Common Pitfalls And Simple Fixes
Even seasoned teams run into the same snags. Spot them early and your review stays on schedule.
Vague Questions
If the question is too broad, searches balloon and decisions wobble. Trim to a single population and outcome group for the primary aim. Put extras in a secondary list and tackle them only if data allow.
Unclear Criteria
Loose wording invites disagreements. Add concrete thresholds where possible: age bands, exposure dose ranges, minimum follow-up time, or study designs allowed.
One-Person Screening Or Extraction
Solo work speeds things up at the cost of errors. Keep dual votes and a tie-breaker.
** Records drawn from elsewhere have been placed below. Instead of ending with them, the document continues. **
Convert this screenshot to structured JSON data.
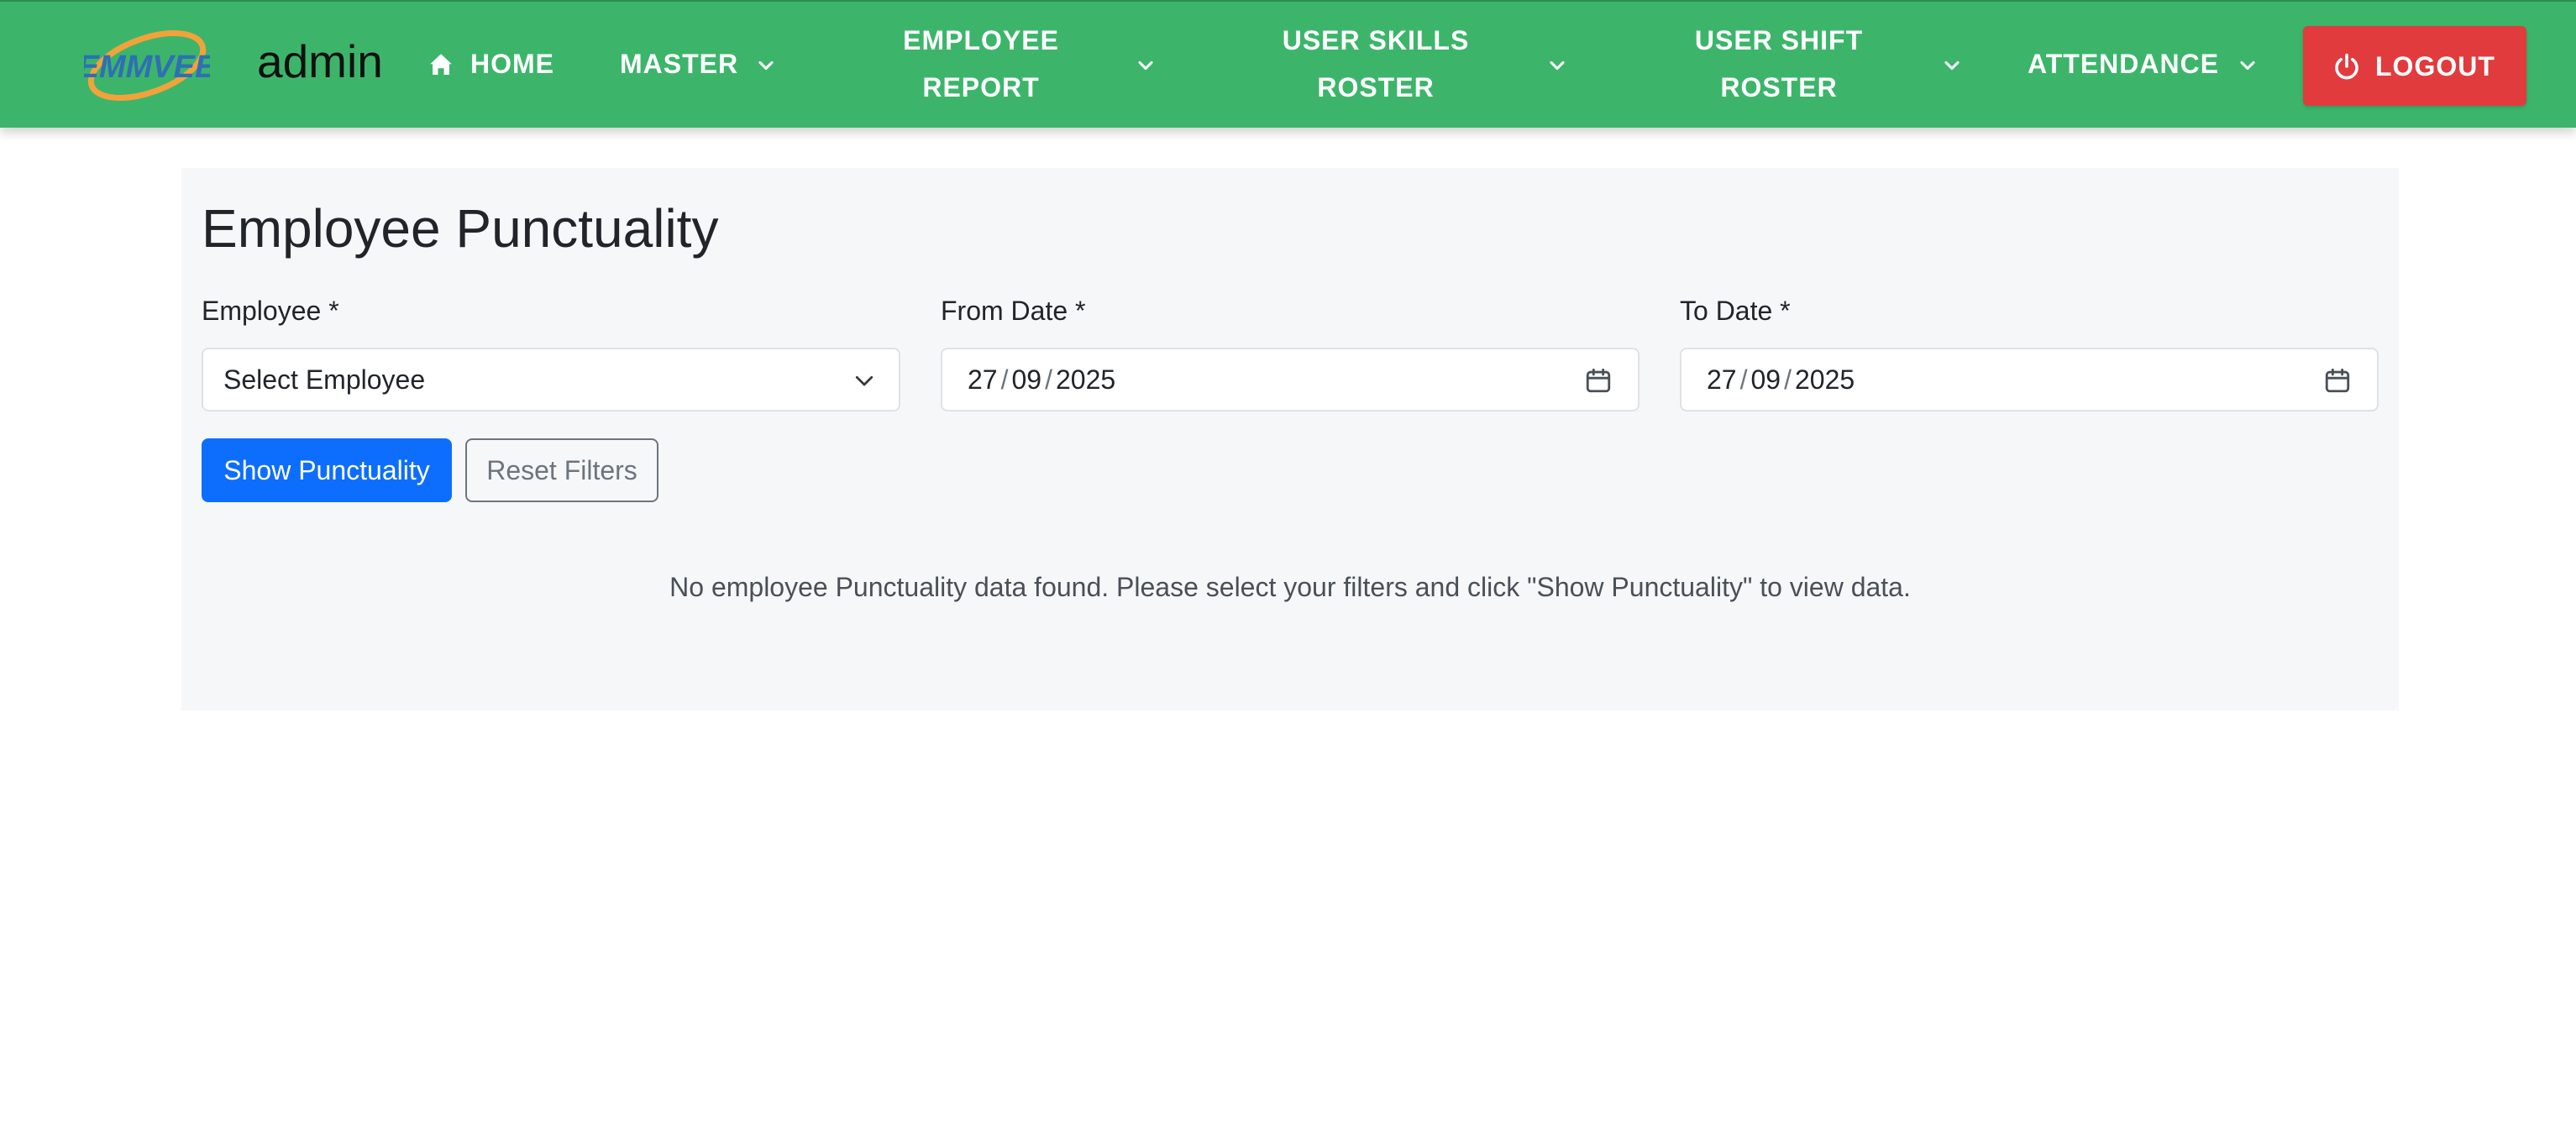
{
  "header": {
    "logo_text": "EMMVEE",
    "brand": "admin",
    "colors": {
      "navbar": "#3cb56b",
      "logout": "#e13b3e"
    },
    "nav": {
      "home": "HOME",
      "master": "MASTER",
      "employee_report_l1": "EMPLOYEE",
      "employee_report_l2": "REPORT",
      "user_skills_l1": "USER SKILLS",
      "user_skills_l2": "ROSTER",
      "user_shift_l1": "USER SHIFT",
      "user_shift_l2": "ROSTER",
      "attendance": "ATTENDANCE",
      "logout": "LOGOUT"
    }
  },
  "main": {
    "title": "Employee Punctuality",
    "employee": {
      "label": "Employee *",
      "value": "Select Employee"
    },
    "from_date": {
      "label": "From Date *",
      "day": "27",
      "month": "09",
      "year": "2025"
    },
    "to_date": {
      "label": "To Date *",
      "day": "27",
      "month": "09",
      "year": "2025"
    },
    "show_button": "Show Punctuality",
    "reset_button": "Reset Filters",
    "empty_message": "No employee Punctuality data found. Please select your filters and click \"Show Punctuality\" to view data.",
    "colors": {
      "primary": "#0d6efd",
      "secondary": "#6c757d"
    }
  }
}
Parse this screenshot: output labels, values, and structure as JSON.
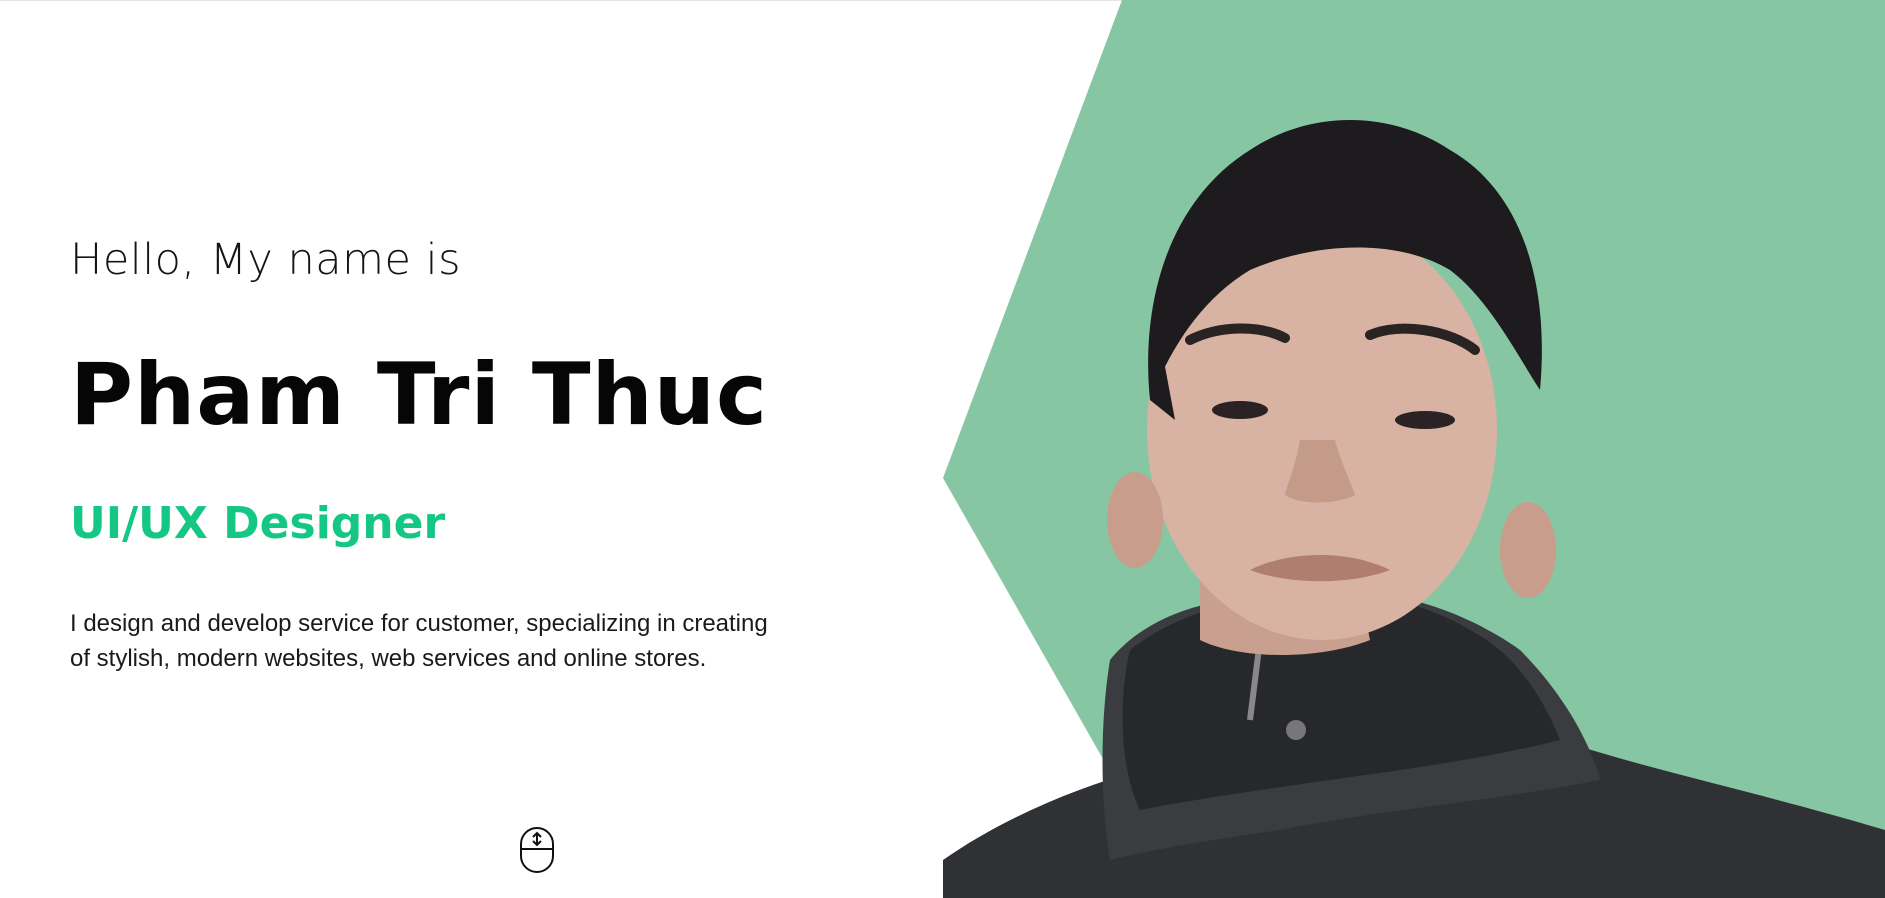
{
  "hero": {
    "greeting": "Hello, My name is",
    "name": "Pham Tri Thuc",
    "role": "UI/UX Designer",
    "bio_line1": "I design and develop service for customer, specializing in creating",
    "bio_line2": "of stylish, modern websites, web services and online stores."
  },
  "portrait": {
    "icon": "person-portrait-photo"
  },
  "scroll_indicator": {
    "icon": "mouse-scroll-icon"
  },
  "colors": {
    "accent": "#14c785",
    "backdrop": "#87c6a3",
    "text": "#111111",
    "background": "#ffffff"
  }
}
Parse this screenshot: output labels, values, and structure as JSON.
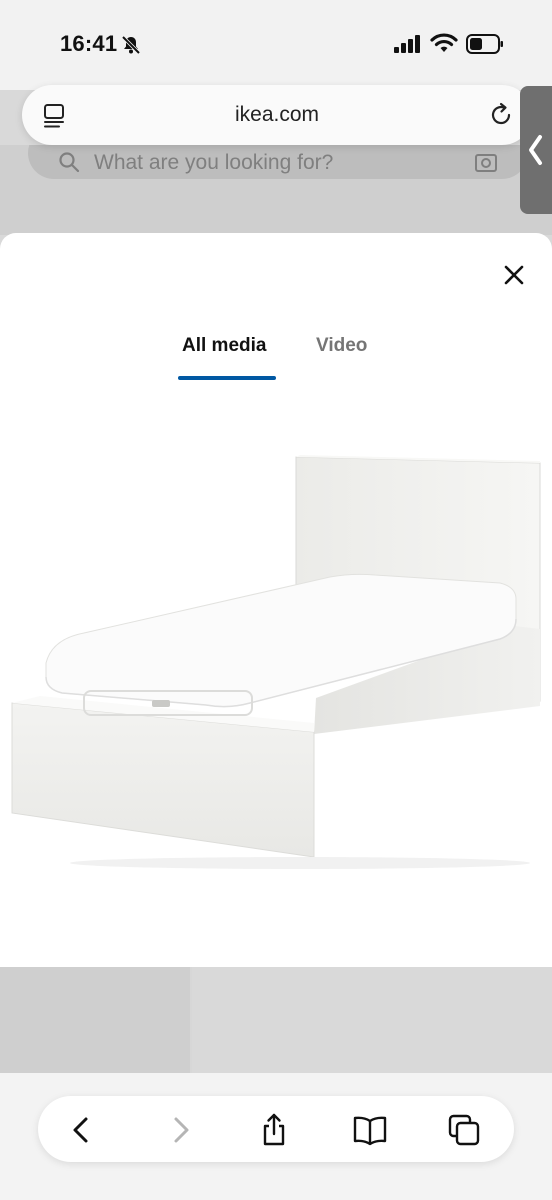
{
  "status_bar": {
    "time": "16:41"
  },
  "browser": {
    "url": "ikea.com"
  },
  "background_page": {
    "search_placeholder": "What are you looking for?"
  },
  "modal": {
    "tabs": [
      {
        "label": "All media",
        "active": true
      },
      {
        "label": "Video",
        "active": false
      }
    ],
    "accent_color": "#0058a3",
    "media_image": "white-single-ottoman-bed-with-mattress"
  },
  "toolbar": {
    "icons": [
      "chevron-left-icon",
      "chevron-right-icon",
      "share-icon",
      "bookmarks-icon",
      "tabs-icon"
    ]
  }
}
If staffing is tight, use dual checks on a random subset and verify all “maybe” decisions.
Skipping Bias Appraisal
Without bias judgments, pooled numbers can mislead. Pick a tool that matches your designs and embed the output in figures and summary tables so readers weigh results alongside their limits.
Opaque Reporting
Readers should be able to trace every step. Use PRISMA items and a flow figure, and host your strings, forms, and data. That transparency raises confidence and shortens peer-review back-and-forth.
Where To Learn More
Two sources anchor method and reporting across the field: the Cochrane Handbook for step-by-step method guidance and the PRISMA 2020 guideline for reporting checklists and flow templates. Both are free and widely adopted by journals and review teams.
Final Takeaways
Plan the review in a registry, search with a documented strategy, screen in pairs, extract with a piloted form, grade study limits, and report with a standard checklist. When every step leaves a trail, your conclusions carry weight and your paper is easier to read, reuse, and update.